Diante desse cenário, a maldade humana possui íntima relação com o entrave. Nesse contexto, segundo Thomas Hobbes - filósofo inglês - a maldade seria inata ao indivíduo, ou seja, a sociedade estaria fadada a conviver com atitudes cruéis. Logo, o pensamento do filósofo é lamentavelmente hodierno no contexto nacional, haja vista os danos nocivos - desmatamento, descarte inadequado de lixo, poluição de mares - recentes sofridos pela natureza, pois há uma priorização dos indivíduos para os seus próprios interesses, a fim de obter maior lucro com recursos naturais. Sendo assim, se a covardia humana prevalecer, haverá prejuízo ao ecossistema.
Ademais, a omissão estatal é outro agente claro do impasse. Nesse viés, de acordo com John Locke - filósofo inglês - configura-se como um rompimento do Contrato Social, já que o Estado deve garantir que a sociedade usufrua efetivamente de seus direitos. Nesse contexto, a visão de Locke não tem se concretizado na prática, uma vez que há débil ação governamental no que se diz sobre a falta de políticas públicas - fiscalização adequada, mudanças na legislação que busquem penalizar os malfeitores - que visem proteger o meio ambiente e impunidade aos praticantes danosos que contribuem o aumento do problema ambiental. Diante disso, é indispensável medidas que combatam a problemática.

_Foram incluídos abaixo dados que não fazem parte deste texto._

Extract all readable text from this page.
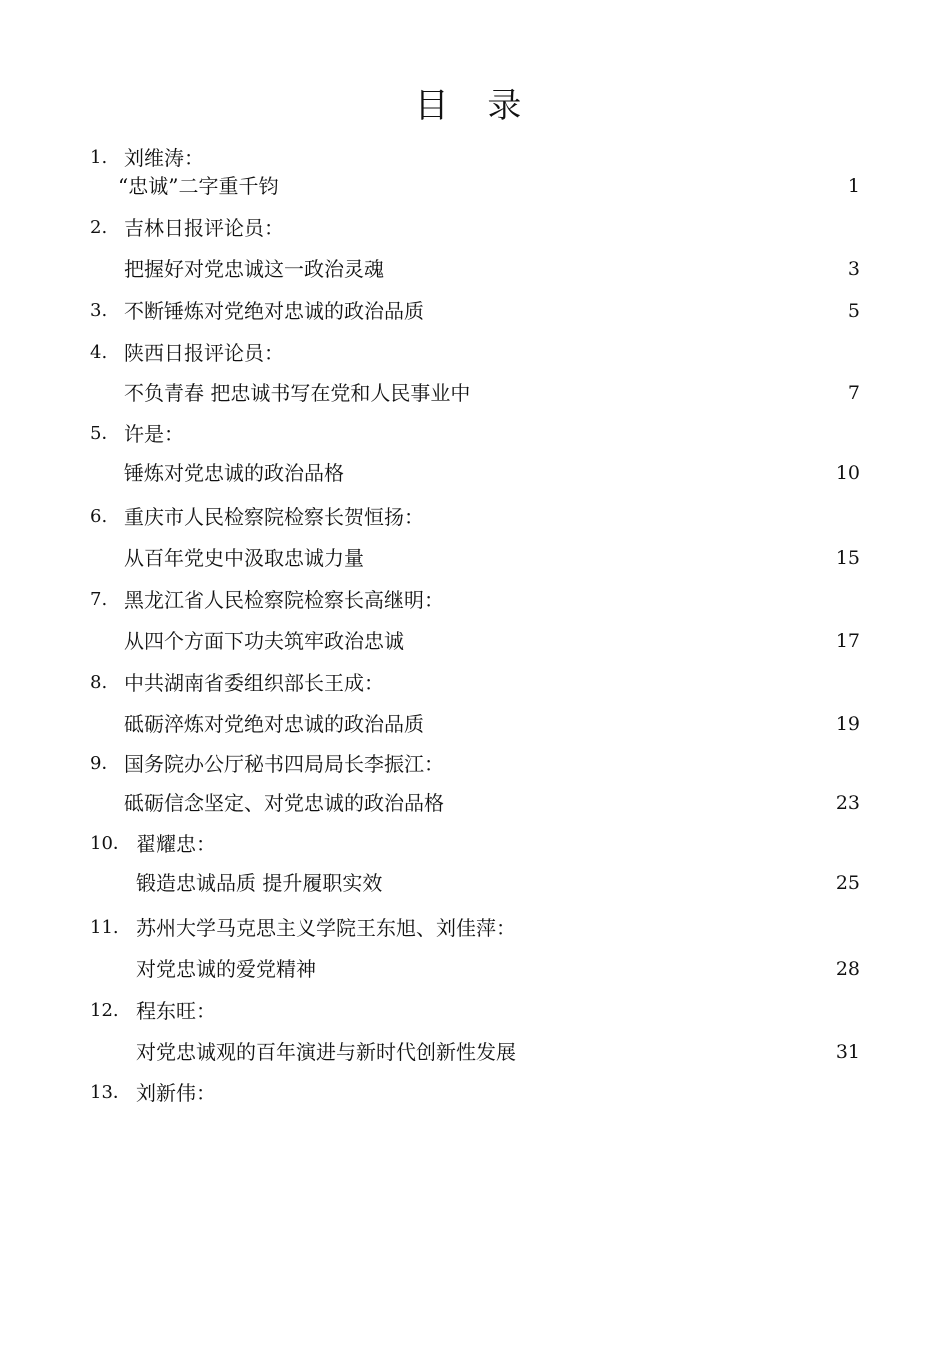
目 录
1. 刘维涛：
“忠诚”二字重千钧	1
2. 吉林日报评论员：
把握好对党忠诚这一政治灵魂	3
3. 不断锤炼对党绝对忠诚的政治品质	5
4. 陕西日报评论员：
不负青春 把忠诚书写在党和人民事业中	7
5． 许是：
锤炼对党忠诚的政治品格	10
6. 重庆市人民检察院检察长贺恒扬：
从百年党史中汲取忠诚力量	15
7. 黑龙江省人民检察院检察长高继明：
从四个方面下功夫筑牢政治忠诚	17
8. 中共湖南省委组织部长王成：
砥砺淬炼对党绝对忠诚的政治品质	19
9． 国务院办公厅秘书四局局长李振江：
砥砺信念坚定、对党忠诚的政治品格	23
10． 翟耀忠：
锻造忠诚品质 提升履职实效	25
11. 苏州大学马克思主义学院王东旭、刘佳萍：
对党忠诚的爱党精神	28
12. 程东旺：
对党忠诚观的百年演进与新时代创新性发展	31
13． 刘新伟：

Portanto, cabe ao Estado - órgão responsável pelo bem-estar social - e ao Ministério do Meio Ambiente, por meio do direcionamento de verbas, criar projetos pedagógicos, como rodas de conversa e atividades lúdicas em escolas, para conscientizar e instruir os cidadãos, a fim de mitigar o problema. Sendo assim, o corpo social usufruirá dos direitos previstos em 1988.